By the time she moved in with Jagger aged 19, Faithfull had already been briefly married and had a son.

As well as co-writing "Sister Morphine", she has been credited with inspiring the classic songs "You Can't Always Get What You Want" and "Sympathy for the Devil", after introducing Jagger to Russian writer Mikhail Bulgakov's classic novel "The Master and Margarita".

The pair were the king and queen of Swinging London, and Faithfull was also best friends with Anita Pallenberg, the artist and actress -- and sometime girlfriend of two other Stones members, Brian Jones and Keith Richards -- who would become another icon of the Sixties rebellion.

- Addict on the streets -

Everyone wanted a piece of her, with Faithfull appearing in Jean-Luc Godard's film "Made in USA", where she sang "As Tears Go By". She also starred opposite Glenda Jackson in Chekhov's "Three Sisters" at Britain's National Theatre.

But Faithfull was also becoming addicted to cocaine and she felt "destroyed... and judged as a bad mother" after the police gloried in revealing that they found her wearing nothing but a fur rug in a highly publicised drugs raid in 1967 that saw both Jagger and Richards convicted.

She left Jagger three years later as her life spiralled out of control and ended up living rough for nearly two years in London.

Addicted to heroin, she lost custody of her child and attempted suicide.

When she next appeared in public on a US television show in 1973 dressed as a nun to sing "I've Got You Babe" with David Bowie, her fine, faltering voice had gone, to be replaced by a deep whisky-soaked rasp that would later become her trademark.

Six years later her album "Broken English" was a revelation, not just because of the change in her voice and the way she unsparingly exposed the depths to which she had sunk, but because it was a musical tour de force.

It revived her career.

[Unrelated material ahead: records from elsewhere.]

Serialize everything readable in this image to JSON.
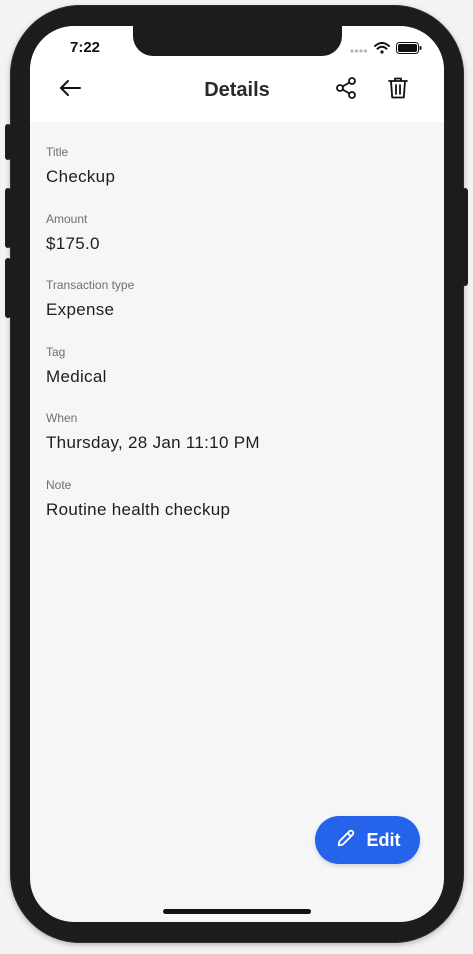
{
  "status_bar": {
    "time": "7:22",
    "icons": [
      "signal-icon",
      "wifi-icon",
      "battery-icon"
    ]
  },
  "app_bar": {
    "title": "Details",
    "back_icon": "arrow-left-icon",
    "share_icon": "share-icon",
    "delete_icon": "trash-icon"
  },
  "details": [
    {
      "label": "Title",
      "value": "Checkup"
    },
    {
      "label": "Amount",
      "value": "$175.0"
    },
    {
      "label": "Transaction type",
      "value": "Expense"
    },
    {
      "label": "Tag",
      "value": "Medical"
    },
    {
      "label": "When",
      "value": "Thursday, 28 Jan 11:10 PM"
    },
    {
      "label": "Note",
      "value": "Routine health checkup"
    }
  ],
  "fab": {
    "label": "Edit",
    "icon": "pencil-icon",
    "color": "#2563eb"
  }
}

But her drugs demons had not been tamed, and now living in the United States she hit the wall again in the mid-1980s.

- Living legend -

Having come out of rehab, she moved back to Ireland -- a refuge for her throughout her life -- and began reinventing herself as a jazz and blues singer.

It was there that she began to hone her musical talent, inspired by her interest in pre-war Weimar Germany, and revive her acting career, playing the mother in Pink Floyd's rock opera "The Wall" in 1990.

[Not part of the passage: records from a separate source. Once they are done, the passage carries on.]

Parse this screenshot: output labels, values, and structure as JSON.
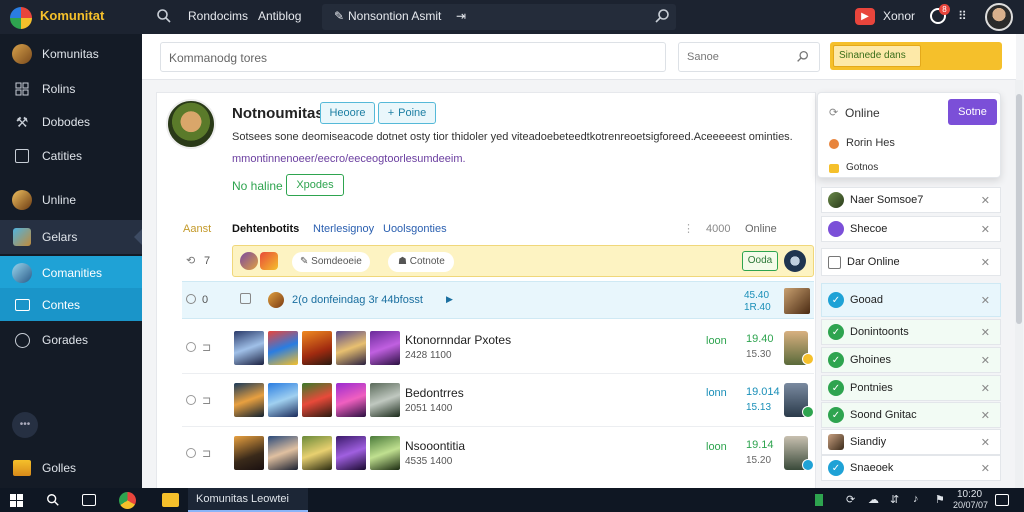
{
  "app": {
    "name": "Komunitat"
  },
  "topbar": {
    "nav1": "Rondocims",
    "nav2": "Antiblog",
    "nav3": "Nonsontion Asmit",
    "notif_badge": "8",
    "user_label": "Xonor"
  },
  "sidebar": {
    "items": [
      {
        "label": "Komunitas",
        "icon": "community-avatar-icon"
      },
      {
        "label": "Rolins",
        "icon": "grid-icon"
      },
      {
        "label": "Dobodes",
        "icon": "tools-icon"
      },
      {
        "label": "Catities",
        "icon": "square-icon"
      },
      {
        "label": "Unline",
        "icon": "online-avatar-icon"
      },
      {
        "label": "Gelars",
        "icon": "games-icon"
      },
      {
        "label": "Comanities",
        "icon": "community-icon"
      },
      {
        "label": "Contes",
        "icon": "screen-icon"
      },
      {
        "label": "Gorades",
        "icon": "globe-icon"
      },
      {
        "label": "Golles",
        "icon": "gallery-icon"
      }
    ]
  },
  "search": {
    "main_placeholder": "Kommanodg tores",
    "mini_placeholder": "Sanoe",
    "action_label": "Sinanede dans"
  },
  "profile": {
    "name": "Notnoumitas",
    "btn_follow": "Heoore",
    "btn_join": "Poine",
    "desc1": "Sotsees sone deomiseacode dotnet osty tior thidoler yed viteadoebeteedtkotrenreoetsigforeed.Aceeeeest ominties.",
    "desc2": "mmontinnenoeer/eecro/eeceogtoorlesumdeeim.",
    "status": "No haline",
    "status_btn": "Xpodes"
  },
  "tabs": {
    "t1": "Aanst",
    "t2": "Dehtenbotits",
    "t3": "Nterlesignoy",
    "t4": "Uoolsgonties",
    "count": "4000",
    "online": "Online"
  },
  "feed": {
    "pin_row": {
      "num": "7",
      "chip1": "Somdeoeie",
      "chip2": "Cotnote",
      "action": "Ooda"
    },
    "info_row": {
      "num": "0",
      "text": "2(o donfeindag 3r 44bfosst",
      "value1": "45.40",
      "value2": "1R.40"
    },
    "rows": [
      {
        "title": "Ktonornndar Pxotes",
        "sub": "2428 1100",
        "status": "loon",
        "v1": "19.40",
        "v2": "15.30"
      },
      {
        "title": "Bedontrres",
        "sub": "2051 1400",
        "status": "lonn",
        "v1": "19.014",
        "v2": "15.13"
      },
      {
        "title": "Nsooontitia",
        "sub": "4535 1400",
        "status": "loon",
        "v1": "19.14",
        "v2": "15.20"
      }
    ]
  },
  "online_panel": {
    "title": "Online",
    "button": "Sotne",
    "items": [
      "Rorin Hes",
      "Gotnos"
    ]
  },
  "right_list": [
    {
      "label": "Naer Somsoe7",
      "type": "avatar"
    },
    {
      "label": "Shecoe",
      "type": "purple"
    },
    {
      "label": "Dar Online",
      "type": "outline"
    },
    {
      "label": "Gooad",
      "type": "blue"
    },
    {
      "label": "Donintoonts",
      "type": "green"
    },
    {
      "label": "Ghoines",
      "type": "green"
    },
    {
      "label": "Pontnies",
      "type": "green"
    },
    {
      "label": "Soond Gnitac",
      "type": "green"
    },
    {
      "label": "Siandiy",
      "type": "avatar"
    },
    {
      "label": "Snaeoek",
      "type": "blue"
    }
  ],
  "taskbar": {
    "active_window": "Komunitas Leowtei",
    "time": "10:20",
    "date": "20/07/07"
  },
  "colors": {
    "accent": "#2aa3cc",
    "topbar": "#1c2330",
    "sidebar": "#141b26",
    "active": "#1fa2d6",
    "yellow": "#f5c02b",
    "purple": "#7b4fd8",
    "green": "#2ea44f"
  }
}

In the mountains south of Dublin, she also wrote the first volume of her autobiography, which was published alongside "A Collection of Her Best Recordings", featuring her old friends Richards and Stones drummer Charlie Watts and guitarist Ron Wood.

Her reputation continued to grow with a string of albums featuring collaborations with Daniel Lanois, Emmylou Harris, Pink Floyd's Roger Waters and PJ Harvey and Nick Cave.

She was now a living legend, playing herself as God in the British sitcom "Absolutely Fabulous" -- Pallenberg played the devil.

Faithfull herself then played the Devil in the Tom Waits and William S. Burroughs musical "The Black Rider".

Sofia Coppola cast her as the Empress Maria Theresa in her 2008 film "Marie Antoinette".

And she was a guest singer on a host of songs including "The Memory Remains" by the US heavy metal band Metallica.

Only in her later years, however, did her music finally fully escape the shadow of her personal life.

Her final album, "Negative Capability" (2018), which she wrote and produced in Paris, where she spent most of her last years, was a hugely acclaimed meditation on loss and loneliness.

Dogged by bad health for decades, she escaped several brushes with death, beating both breast cancer and hepatitis.

Only weeks before the end, she caused a stir when she appeared in her wheelchair in the front row of a Paris fashion show.